There's an internet theory that all men, at some point in their twenties or thirties, end up buying a toy or gadget that they either had, or really wanted, as a child. I laughed when I first read it – then immediately realised that this year I have lived up to that very cliché, courtesy of my born-again obsession with iPods.
First I bought the one I really wanted but never had the iPod mini – which I modded to include a new battery and expanded hard drive (modding iPods is really fun and easy, by the way). Then, unable to resist the siren call of nostalgia, I bought and modded the one I actually had as a child, the fifth generation iPod. And as I move deeper into my things-were-better-in-my-day era, I'm realising there's one thing I do believe was better in my day. Specifically Apple design. And specifically in the decade from 1998-2007.

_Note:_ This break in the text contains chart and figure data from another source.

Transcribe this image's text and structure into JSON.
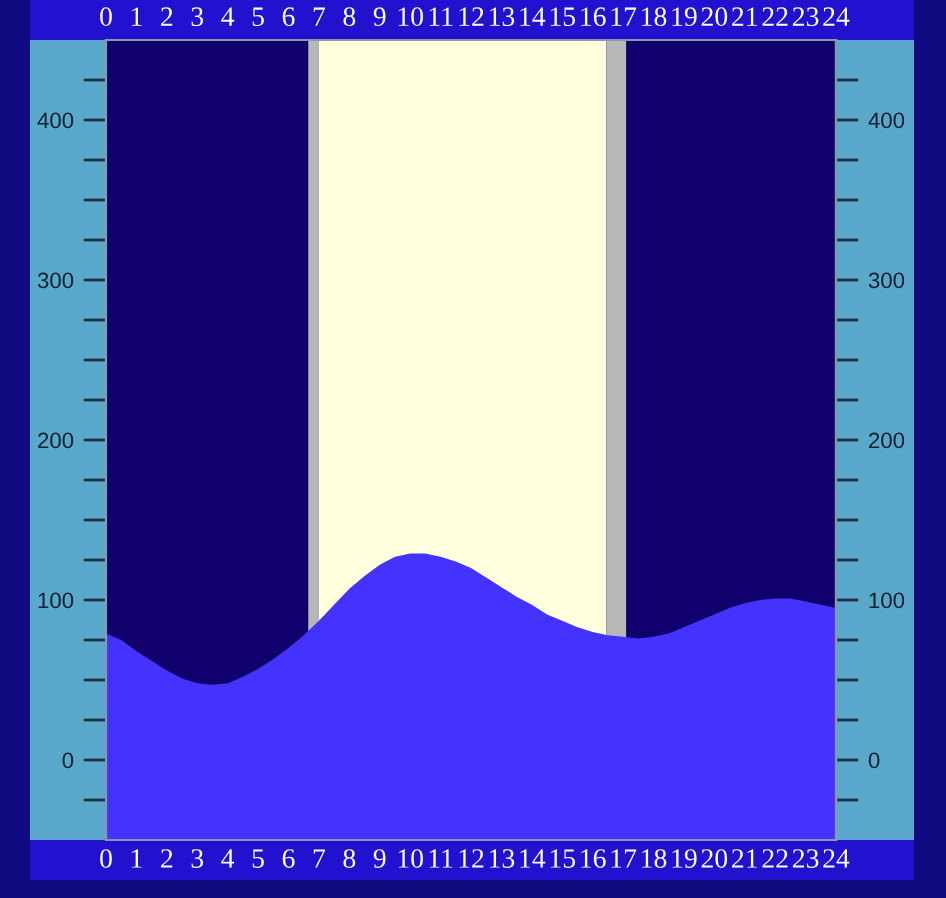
{
  "chart_data": {
    "type": "area",
    "x": [
      0,
      0.5,
      1,
      1.5,
      2,
      2.5,
      3,
      3.5,
      4,
      4.5,
      5,
      5.5,
      6,
      6.5,
      7,
      7.5,
      8,
      8.5,
      9,
      9.5,
      10,
      10.5,
      11,
      11.5,
      12,
      12.5,
      13,
      13.5,
      14,
      14.5,
      15,
      15.5,
      16,
      16.5,
      17,
      17.5,
      18,
      18.5,
      19,
      19.5,
      20,
      20.5,
      21,
      21.5,
      22,
      22.5,
      23,
      23.5,
      24
    ],
    "series": [
      {
        "color": "#4433ff",
        "values": [
          79,
          75,
          68,
          62,
          56,
          51,
          48,
          47,
          48,
          52,
          57,
          63,
          70,
          78,
          87,
          97,
          107,
          115,
          122,
          127,
          129,
          129,
          127,
          124,
          120,
          114,
          108,
          102,
          97,
          91,
          87,
          83,
          80,
          78,
          77,
          76,
          77,
          79,
          83,
          87,
          91,
          95,
          98,
          100,
          101,
          101,
          99,
          97,
          95
        ]
      }
    ],
    "xlim": [
      0,
      24
    ],
    "xticks": [
      0,
      1,
      2,
      3,
      4,
      5,
      6,
      7,
      8,
      9,
      10,
      11,
      12,
      13,
      14,
      15,
      16,
      17,
      18,
      19,
      20,
      21,
      22,
      23,
      24
    ],
    "x2lim": [
      0,
      24
    ],
    "x2ticks": [
      0,
      1,
      2,
      3,
      4,
      5,
      6,
      7,
      8,
      9,
      10,
      11,
      12,
      13,
      14,
      15,
      16,
      17,
      18,
      19,
      20,
      21,
      22,
      23,
      24
    ],
    "ylim": [
      -50,
      450
    ],
    "yticks": [
      {
        "value": -25,
        "label": null
      },
      0,
      {
        "value": 25,
        "label": null
      },
      {
        "value": 50,
        "label": null
      },
      {
        "value": 75,
        "label": null
      },
      100,
      {
        "value": 125,
        "label": null
      },
      {
        "value": 150,
        "label": null
      },
      {
        "value": 175,
        "label": null
      },
      200,
      {
        "value": 225,
        "label": null
      },
      {
        "value": 250,
        "label": null
      },
      {
        "value": 275,
        "label": null
      },
      300,
      {
        "value": 325,
        "label": null
      },
      {
        "value": 350,
        "label": null
      },
      {
        "value": 375,
        "label": null
      },
      400,
      {
        "value": 425,
        "label": null
      }
    ],
    "y2lim": [
      -50,
      450
    ],
    "y2ticks": [
      {
        "value": -25,
        "label": null
      },
      0,
      {
        "value": 25,
        "label": null
      },
      {
        "value": 50,
        "label": null
      },
      {
        "value": 75,
        "label": null
      },
      100,
      {
        "value": 125,
        "label": null
      },
      {
        "value": 150,
        "label": null
      },
      {
        "value": 175,
        "label": null
      },
      200,
      {
        "value": 225,
        "label": null
      },
      {
        "value": 250,
        "label": null
      },
      {
        "value": 275,
        "label": null
      },
      300,
      {
        "value": 325,
        "label": null
      },
      {
        "value": 350,
        "label": null
      },
      {
        "value": 375,
        "label": null
      },
      400,
      {
        "value": 425,
        "label": null
      }
    ],
    "bands": [
      {
        "axis": "x",
        "from": 6.65,
        "to": 7.0,
        "color": "#b8b8b8"
      },
      {
        "axis": "x",
        "from": 7.0,
        "to": 16.45,
        "color": "#ffffdd"
      },
      {
        "axis": "x",
        "from": 16.45,
        "to": 17.1,
        "color": "#b8b8b8"
      }
    ],
    "grid": false
  }
}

Those ten years in the late nineties and early naughties were transformative for Apple, and instrumental in turning it into the world's most valuable company. They were the years that gave us the iMac, the iPod and the original iPhone. The iYears, if you will. And if there's one thing that I think defines the designs from that era, it's personality.
Reconnecting with both iPod models, I've been struck by them as objects more than I have as tools. In a recent interview on BBC's Desert Island Discs, Apple designer Jony Ive described the importance of feeling a sense of the people behind the product. Even now, twenty years later, I sense that the iPod was designed by people who want me to enjoy the act of using it. The combination of the impossibly compact profiles, rounded edges, simplicity of the UI and of course the tactility of the click wheel make for a user experience that's simple and, perhaps more importantly, fun.

The run of products that launched starting with 1998's iMac is saturated with that sense of fun. The colourful clamshell iBooks are ostensibly playful. The famous iMac G4 with its domed stand was inspired by a blooming sunflower. Even products that failed to sell well, such as the Power Mac G4 'Cube', were driven by Apple's dogged adherence to its 'Think Different motto.
And there was even a time, believe it or not, when each subsequent iteration of the iPhone looked distinctly different from the last. It wasn't until the iPhone 3GS that Apple rehashed an existing design – and even that was followed by the beautiful iPhone 4, which changed the look entirely. Nowadays, in a world of incremental and iterative updates, the idea of yearly new designs feels like a novelty.

So designs have become homogenised and the fun is no longer there. Why? I don't entirely blame Apple for this. If you ask me, it's because of the way our devices have evolved to do pretty everything. Before, gadgets were, if not single-purpose like the original iPod, at least designed for specific use-cases. This afforded room for designs to express an identity, and to fit into particular areas of lifestyle. Now, phones and tablets are everything devices. They're just screens. The only really discernable design change is that black glass rectangle on the front, or those black glass circles on the back, getting a little bigger or a little smaller.
I remember vividly how using Apple products in the noughties was something of a statement. In a world of black and grey Microsoft stuff, it stood for fun. Those white iPod earbuds were genuinely unusual when they first arrived and before they eventually achieved ubiquity. But these days, it doesn't feel like brands can afford to stand out, or Think Different. The reason all phones and tablets look the same is because all that matters is the screen. The device does everything, so the design has to do, well, nothing.

If there's one Apple product that reminds me of the company's joyful design past, it's the current iMac. With its delightful pastel colours and rounded edges, it's the one Apple product that feels pretty for the sake of being pretty. And it's also the one Apple product that reviewers have repeatedly called irrelevant. Today's tech is designed to disappear – both into our pockets, and, with ever shrinking bezels, into its own screens. The iMac, with its unapologetically eye-catching design was, as The Verge puts it, "not built for this world".
But with Gen Z (and me) rediscovering Y2K tech, the return of dumbphones and the ever increasing noise around tech addiction, perhaps we'll see fun and ostentatious design make a comeback. In the meantime, I'll be in my garage, wearing a pair of rose-tinted goggles, reminiscing about the past whilst modding my next iPod.